Sono più di 10 anni che il progetto è in attivo, come sentite che si è evoluto?
Dieci anni è il periodo in cui abbiamo costruito, decostruito, trasformato ciò che potete ascoltare nel nostro album. Abbiamo sempre scritto e prodotto le nostre canzoni insieme, ma nel tempo abbiamo sempre cercato un confronto con altri musicisti. Non tutti i rapporti sono stati duraturi, ma alcune relazioni sono divenute davvero importanti e si sono trasformate in vere amicizie o, per essere più coerenti con ‘Strada Blu’, in veri compagni di viaggio. Il nucleo del progetto siamo noi, Moreno e Nicola. Ci impegniamo nella scrittura e pre-produzione dei brani. Nel primo EP abbiamo davvero fatto tutto da soli. Infatti, quelle quattro canzoni pubblicate nel 2018 nascono proprio come necessità di mettere dei punti fermi alla strada che avevamo percorso. Il nuovo album sicuramente non nasce come tabula rasa, ma raccoglie anche la voglia di andare oltre. Nel tempo abbiamo imparato ad evadere dall’autoreferenziale atmosfera dell’irriducibilità, che spesso accompagna la musica. Questa qualità non ci hai mai appassionato, né l’abbiamo ricercata. Abbiamo sempre provato, nello ‘spettro delle nostre insicurezze’, a fare qualcosa di nostro che fosse coincidente con le aspirazioni di entrambi. Ovviamente, il confronto con altre realtà e musicisti ci ha aiutato. Infatti, nell’album ci hanno accompagnato dei musicisti ed amici che stimiamo molto e con cui abbiamo condiviso molte esperienze: Federico Amato ha suonato e registrato le batterie acustiche ed elettroniche; Francesco Verrone ha suonato e registrato il basso su tutte le tracce, a meno della traccia ‘Settembre’ nella quale il basso è di Flavio D’Addino; Mix e Mastering sono stati curati da Maurizio Loffredo de ‘Gli Artigiani Studio’ di Roma.

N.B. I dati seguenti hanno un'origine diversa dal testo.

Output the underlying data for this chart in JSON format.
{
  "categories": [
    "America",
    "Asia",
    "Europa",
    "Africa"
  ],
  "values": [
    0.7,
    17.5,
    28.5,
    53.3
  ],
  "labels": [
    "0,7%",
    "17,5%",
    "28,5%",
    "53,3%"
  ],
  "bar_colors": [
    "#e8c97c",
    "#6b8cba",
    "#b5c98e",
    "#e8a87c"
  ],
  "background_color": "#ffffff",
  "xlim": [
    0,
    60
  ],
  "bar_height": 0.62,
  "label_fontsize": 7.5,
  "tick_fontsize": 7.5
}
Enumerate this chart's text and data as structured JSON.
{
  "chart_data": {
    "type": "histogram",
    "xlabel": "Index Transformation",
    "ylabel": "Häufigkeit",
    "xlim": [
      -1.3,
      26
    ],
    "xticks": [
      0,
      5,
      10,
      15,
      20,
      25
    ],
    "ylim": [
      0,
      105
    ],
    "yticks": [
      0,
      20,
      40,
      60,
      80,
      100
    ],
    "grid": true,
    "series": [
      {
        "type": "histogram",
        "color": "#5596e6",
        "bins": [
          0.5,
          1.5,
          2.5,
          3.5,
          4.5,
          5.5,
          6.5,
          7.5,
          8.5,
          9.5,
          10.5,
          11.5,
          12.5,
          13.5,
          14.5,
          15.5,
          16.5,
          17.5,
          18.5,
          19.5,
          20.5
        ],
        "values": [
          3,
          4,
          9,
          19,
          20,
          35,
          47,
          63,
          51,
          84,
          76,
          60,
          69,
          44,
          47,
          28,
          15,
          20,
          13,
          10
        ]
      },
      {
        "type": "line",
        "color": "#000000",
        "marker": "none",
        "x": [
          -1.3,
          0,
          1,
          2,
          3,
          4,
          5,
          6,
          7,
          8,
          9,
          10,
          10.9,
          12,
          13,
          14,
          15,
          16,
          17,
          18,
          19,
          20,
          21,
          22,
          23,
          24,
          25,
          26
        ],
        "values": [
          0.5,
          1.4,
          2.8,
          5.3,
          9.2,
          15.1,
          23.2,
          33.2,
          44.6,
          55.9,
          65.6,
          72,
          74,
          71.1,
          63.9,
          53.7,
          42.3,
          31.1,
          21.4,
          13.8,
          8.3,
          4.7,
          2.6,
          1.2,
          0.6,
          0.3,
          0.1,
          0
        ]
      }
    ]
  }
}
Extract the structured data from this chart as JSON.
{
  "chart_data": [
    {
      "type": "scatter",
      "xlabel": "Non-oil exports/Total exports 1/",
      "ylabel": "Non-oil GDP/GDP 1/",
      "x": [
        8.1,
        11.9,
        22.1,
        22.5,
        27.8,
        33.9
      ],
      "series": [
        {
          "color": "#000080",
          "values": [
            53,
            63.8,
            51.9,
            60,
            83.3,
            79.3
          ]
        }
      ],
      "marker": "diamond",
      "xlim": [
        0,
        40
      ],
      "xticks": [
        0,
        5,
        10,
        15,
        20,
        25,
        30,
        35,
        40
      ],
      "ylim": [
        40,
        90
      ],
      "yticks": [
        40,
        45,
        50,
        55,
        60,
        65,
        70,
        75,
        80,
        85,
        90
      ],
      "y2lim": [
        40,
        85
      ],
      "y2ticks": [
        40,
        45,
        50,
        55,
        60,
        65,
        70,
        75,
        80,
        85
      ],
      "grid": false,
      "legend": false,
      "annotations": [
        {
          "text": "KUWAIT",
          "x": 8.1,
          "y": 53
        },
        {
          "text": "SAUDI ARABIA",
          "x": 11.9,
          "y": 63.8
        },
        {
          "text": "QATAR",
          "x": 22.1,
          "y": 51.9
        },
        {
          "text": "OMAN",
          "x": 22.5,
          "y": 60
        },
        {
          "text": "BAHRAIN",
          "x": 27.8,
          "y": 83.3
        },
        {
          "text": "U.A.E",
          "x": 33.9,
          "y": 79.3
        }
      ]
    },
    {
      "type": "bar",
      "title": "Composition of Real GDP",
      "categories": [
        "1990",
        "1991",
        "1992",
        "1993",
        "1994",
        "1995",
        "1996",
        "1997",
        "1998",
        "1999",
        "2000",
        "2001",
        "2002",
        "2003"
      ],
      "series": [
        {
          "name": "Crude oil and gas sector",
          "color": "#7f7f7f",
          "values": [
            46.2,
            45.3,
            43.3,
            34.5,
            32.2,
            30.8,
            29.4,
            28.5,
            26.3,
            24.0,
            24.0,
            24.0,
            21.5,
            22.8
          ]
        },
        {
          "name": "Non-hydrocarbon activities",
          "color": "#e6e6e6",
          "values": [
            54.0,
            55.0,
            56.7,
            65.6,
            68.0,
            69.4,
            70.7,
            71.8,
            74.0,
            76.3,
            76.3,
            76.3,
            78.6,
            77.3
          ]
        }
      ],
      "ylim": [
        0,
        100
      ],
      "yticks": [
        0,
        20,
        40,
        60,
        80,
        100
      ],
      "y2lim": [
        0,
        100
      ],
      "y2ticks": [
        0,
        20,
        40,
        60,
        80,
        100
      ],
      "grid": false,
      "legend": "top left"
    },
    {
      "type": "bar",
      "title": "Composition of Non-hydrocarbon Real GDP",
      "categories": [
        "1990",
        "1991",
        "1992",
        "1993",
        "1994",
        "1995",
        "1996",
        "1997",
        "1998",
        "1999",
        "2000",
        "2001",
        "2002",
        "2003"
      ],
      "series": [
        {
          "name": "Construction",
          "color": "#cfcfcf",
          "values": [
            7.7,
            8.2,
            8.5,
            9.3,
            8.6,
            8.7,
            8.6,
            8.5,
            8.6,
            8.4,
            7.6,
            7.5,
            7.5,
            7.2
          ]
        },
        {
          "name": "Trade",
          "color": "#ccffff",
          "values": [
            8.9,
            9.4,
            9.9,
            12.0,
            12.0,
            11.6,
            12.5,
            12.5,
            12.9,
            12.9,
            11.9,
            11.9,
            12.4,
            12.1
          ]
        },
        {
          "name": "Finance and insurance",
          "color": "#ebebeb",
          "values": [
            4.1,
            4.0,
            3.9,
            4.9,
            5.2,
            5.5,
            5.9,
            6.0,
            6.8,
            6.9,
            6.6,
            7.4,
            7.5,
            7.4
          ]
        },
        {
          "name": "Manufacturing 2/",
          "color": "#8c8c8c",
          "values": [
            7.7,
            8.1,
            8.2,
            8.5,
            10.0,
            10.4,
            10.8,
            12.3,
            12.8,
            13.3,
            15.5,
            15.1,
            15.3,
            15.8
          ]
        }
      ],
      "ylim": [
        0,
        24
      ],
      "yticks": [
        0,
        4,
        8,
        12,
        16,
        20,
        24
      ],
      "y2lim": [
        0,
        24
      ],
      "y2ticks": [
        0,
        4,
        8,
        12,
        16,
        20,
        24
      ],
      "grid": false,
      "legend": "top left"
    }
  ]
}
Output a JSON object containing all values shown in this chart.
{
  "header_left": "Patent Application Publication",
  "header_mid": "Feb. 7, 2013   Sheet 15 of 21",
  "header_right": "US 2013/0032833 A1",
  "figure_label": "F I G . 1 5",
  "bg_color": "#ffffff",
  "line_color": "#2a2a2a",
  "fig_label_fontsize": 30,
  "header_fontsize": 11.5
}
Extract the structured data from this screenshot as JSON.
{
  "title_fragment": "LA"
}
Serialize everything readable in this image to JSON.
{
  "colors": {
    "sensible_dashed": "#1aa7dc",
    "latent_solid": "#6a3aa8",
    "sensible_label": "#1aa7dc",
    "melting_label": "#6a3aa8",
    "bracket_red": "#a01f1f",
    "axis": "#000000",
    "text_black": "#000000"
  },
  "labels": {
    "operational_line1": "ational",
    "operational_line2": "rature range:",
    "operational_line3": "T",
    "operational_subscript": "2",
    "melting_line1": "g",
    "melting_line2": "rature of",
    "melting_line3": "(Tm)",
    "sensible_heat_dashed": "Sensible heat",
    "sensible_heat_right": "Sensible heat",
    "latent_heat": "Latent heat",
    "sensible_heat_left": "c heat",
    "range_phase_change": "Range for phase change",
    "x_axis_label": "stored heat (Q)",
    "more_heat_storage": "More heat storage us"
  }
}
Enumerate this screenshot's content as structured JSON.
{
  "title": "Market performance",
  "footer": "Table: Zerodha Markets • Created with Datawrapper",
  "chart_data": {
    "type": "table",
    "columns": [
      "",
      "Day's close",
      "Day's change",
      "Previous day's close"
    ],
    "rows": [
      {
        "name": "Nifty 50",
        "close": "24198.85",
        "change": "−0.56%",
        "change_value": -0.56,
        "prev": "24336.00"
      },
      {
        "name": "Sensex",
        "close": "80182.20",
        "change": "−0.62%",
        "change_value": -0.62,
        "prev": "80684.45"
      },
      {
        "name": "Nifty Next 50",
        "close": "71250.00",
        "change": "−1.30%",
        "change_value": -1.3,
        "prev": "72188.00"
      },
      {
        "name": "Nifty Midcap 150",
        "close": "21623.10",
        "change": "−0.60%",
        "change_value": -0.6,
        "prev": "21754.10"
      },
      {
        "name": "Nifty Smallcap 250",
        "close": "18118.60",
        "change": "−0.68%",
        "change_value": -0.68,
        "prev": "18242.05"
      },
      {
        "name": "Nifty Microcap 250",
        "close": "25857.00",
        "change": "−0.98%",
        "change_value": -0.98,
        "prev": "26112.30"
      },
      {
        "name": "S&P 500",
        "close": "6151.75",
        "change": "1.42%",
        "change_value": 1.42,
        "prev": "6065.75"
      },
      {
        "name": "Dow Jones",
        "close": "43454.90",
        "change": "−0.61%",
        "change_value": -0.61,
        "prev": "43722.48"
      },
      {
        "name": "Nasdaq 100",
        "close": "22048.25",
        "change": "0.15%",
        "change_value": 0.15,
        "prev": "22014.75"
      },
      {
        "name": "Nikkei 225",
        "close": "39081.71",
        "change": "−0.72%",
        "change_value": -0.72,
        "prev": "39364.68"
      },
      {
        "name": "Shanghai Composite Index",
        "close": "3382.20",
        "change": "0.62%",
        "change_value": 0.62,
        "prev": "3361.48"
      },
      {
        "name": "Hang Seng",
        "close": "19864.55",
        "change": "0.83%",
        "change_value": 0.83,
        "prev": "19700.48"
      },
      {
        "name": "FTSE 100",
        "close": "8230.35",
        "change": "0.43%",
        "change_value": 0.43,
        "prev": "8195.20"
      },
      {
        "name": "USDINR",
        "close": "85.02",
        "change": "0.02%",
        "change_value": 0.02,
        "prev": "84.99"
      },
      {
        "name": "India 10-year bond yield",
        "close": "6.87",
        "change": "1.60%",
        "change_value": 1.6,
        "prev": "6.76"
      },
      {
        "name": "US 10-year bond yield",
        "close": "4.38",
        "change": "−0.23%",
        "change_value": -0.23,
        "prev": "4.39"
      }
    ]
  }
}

A questo punto, come si potrà evolvere ancora: quali sono i prossimi progetti per Aliante e “Strada Blu”?
Il disco ci piace e siamo molto soddisfatti del lavoro fatto. Siamo concentrati a riproporlo live, anche in chiavi diverse. La maggior parte delle occasioni a cui siamo invitati a suonare non si presta ad una full band, sono piccoli locali o spazi abbastanza riflessivi. E’ sicuramente la dimensione che abbiamo abitato fin dall’inizio e con la quale ci piace sempre confrontarci, infatti stiamo provando a riportare alcune atmosfere del disco anche in spettacoli in duo. Siamo sicuri comunque non mancheranno eventi dove poter riproporre l’album nella dimensione in cui è stato pensato, ovvero quella di band. Per il futuro ancora più prossimo, stiamo approcciando a nuovi strumenti – acustici o del mondo dell’elettronica – ma il risultato speriamo di raccontartelo quando le idee si saranno trasformate in musica.